If the irony doesn’t grab you, the arresting visuals will.
Popular regional artist Amanda Preston will take the spotlight at Island Mountain Arts (IMA) starting on April 20. It’s an exhibition she calls no art to see here, a title that sizzles with hope and possibility as much as coyly pretends to wave the viewer away.
“Art fills the cracks of meaning that tangible things leave behind,” said the curatorial assessment of the new show.
It is a chance to meet a whole collection of Preston’s work, for those who are used to only dribs and drabs of her work. She is a longtime creator of the Wells area, but isn’t constantly in the social spotlight. Her art has been in group shows, and she has led feature conversations in the creative Cariboo village in Quesnel’s backyard. This time, she commands the whole room.
“As a child, Amanda Preston’s sketchbook went everywhere with her,” said the IMA statement about the upcoming show. “Where words weren’t appropriate, art was. Conversations between the adults around her became colours, and her means of connection were often her drawings: her way of quietly saying ‘I see you.’”
Preston will see everyone in person on opening night. She will give an artist’s talk on the works contained in the exhibition starting at 7 p.m. on April 20. Her work will then hang at IMA until May 21.

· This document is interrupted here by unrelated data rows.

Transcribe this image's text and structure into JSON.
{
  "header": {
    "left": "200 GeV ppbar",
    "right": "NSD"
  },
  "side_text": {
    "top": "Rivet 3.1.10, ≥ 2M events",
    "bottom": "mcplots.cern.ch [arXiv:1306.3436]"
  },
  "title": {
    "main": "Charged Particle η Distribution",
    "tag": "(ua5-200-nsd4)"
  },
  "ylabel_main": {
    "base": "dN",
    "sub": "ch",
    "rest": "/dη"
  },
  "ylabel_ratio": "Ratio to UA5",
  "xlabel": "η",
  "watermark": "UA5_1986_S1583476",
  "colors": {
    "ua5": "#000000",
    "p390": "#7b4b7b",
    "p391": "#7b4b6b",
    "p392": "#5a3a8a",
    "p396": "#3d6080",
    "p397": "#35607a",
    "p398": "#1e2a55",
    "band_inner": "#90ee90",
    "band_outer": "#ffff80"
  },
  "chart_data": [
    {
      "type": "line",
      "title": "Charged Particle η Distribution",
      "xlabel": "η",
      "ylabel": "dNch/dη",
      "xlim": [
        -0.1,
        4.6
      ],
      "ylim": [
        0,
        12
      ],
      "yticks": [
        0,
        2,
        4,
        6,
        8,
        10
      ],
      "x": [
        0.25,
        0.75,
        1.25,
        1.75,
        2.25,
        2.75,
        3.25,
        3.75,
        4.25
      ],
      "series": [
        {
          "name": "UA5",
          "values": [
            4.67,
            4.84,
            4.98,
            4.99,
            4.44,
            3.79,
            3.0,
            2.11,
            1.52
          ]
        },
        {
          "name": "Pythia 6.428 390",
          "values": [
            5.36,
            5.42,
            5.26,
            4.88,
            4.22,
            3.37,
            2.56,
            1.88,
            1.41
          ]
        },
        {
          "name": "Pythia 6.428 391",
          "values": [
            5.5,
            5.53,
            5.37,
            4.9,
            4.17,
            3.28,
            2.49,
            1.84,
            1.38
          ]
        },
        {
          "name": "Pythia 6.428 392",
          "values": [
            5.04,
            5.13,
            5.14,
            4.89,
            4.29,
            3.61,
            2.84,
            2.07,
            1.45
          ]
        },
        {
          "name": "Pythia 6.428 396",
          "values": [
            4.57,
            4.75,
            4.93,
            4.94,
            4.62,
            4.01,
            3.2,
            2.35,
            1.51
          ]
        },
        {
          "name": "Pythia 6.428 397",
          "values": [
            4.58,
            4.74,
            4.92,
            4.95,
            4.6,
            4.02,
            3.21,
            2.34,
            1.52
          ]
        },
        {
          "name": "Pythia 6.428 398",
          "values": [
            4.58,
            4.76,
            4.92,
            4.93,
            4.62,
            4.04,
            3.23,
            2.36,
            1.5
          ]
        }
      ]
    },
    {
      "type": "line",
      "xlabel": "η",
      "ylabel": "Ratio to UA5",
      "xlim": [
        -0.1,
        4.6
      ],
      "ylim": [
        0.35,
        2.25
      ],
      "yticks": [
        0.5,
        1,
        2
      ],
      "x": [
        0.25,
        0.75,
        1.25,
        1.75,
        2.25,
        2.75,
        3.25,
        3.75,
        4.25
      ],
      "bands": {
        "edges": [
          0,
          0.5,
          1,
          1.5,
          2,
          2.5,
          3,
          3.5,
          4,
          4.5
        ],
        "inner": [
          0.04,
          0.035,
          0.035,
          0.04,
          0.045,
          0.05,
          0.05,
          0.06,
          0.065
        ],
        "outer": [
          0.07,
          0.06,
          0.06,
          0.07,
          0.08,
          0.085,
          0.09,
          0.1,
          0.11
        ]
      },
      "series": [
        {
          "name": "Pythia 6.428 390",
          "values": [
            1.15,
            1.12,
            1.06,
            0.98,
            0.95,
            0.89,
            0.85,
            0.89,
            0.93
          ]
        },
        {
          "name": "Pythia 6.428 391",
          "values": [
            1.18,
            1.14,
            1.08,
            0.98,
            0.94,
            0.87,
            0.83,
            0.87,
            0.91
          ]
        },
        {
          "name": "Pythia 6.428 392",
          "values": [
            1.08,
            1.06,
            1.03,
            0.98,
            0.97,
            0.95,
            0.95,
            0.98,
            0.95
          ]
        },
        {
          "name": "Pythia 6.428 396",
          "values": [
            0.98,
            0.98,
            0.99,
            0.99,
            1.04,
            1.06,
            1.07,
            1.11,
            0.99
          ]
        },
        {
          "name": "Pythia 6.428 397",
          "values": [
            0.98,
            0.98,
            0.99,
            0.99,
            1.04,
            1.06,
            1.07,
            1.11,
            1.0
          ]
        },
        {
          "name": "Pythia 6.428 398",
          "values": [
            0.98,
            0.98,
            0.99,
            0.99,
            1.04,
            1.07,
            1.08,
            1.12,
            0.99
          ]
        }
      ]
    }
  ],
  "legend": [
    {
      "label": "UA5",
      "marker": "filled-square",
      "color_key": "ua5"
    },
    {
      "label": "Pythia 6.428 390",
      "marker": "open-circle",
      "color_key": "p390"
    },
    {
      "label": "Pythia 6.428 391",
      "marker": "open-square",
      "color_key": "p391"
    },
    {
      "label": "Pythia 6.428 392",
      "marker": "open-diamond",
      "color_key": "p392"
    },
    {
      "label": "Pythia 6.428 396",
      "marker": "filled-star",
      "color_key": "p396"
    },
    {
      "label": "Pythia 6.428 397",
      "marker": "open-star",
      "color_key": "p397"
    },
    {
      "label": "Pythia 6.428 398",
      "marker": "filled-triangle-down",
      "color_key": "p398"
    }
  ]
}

“Where colour palate bonds her work together, the pieces explore disconnect to others and to self, as well as the expectations of being: Being alive, being oneself, being surrounded by one another, being alone in a world that is both kind and unkind,” said IMA’s show curator. “Though words convey a lot of meaning, language is limited and meaning is steadily diminished through ambitionless buzz-words that can’t always articulate one’s feelings. As one might reach for metaphors and similes to be the grout that secures true intention, Preston reaches for art to fill, to secure those same misplaced pieces, providing a connection to those leftover bits of emotion that too often go unspoken.”
IMA in Wells is open from 11 a.m. to 6 p.m. Thursday – Sunday, and by appointment in off times.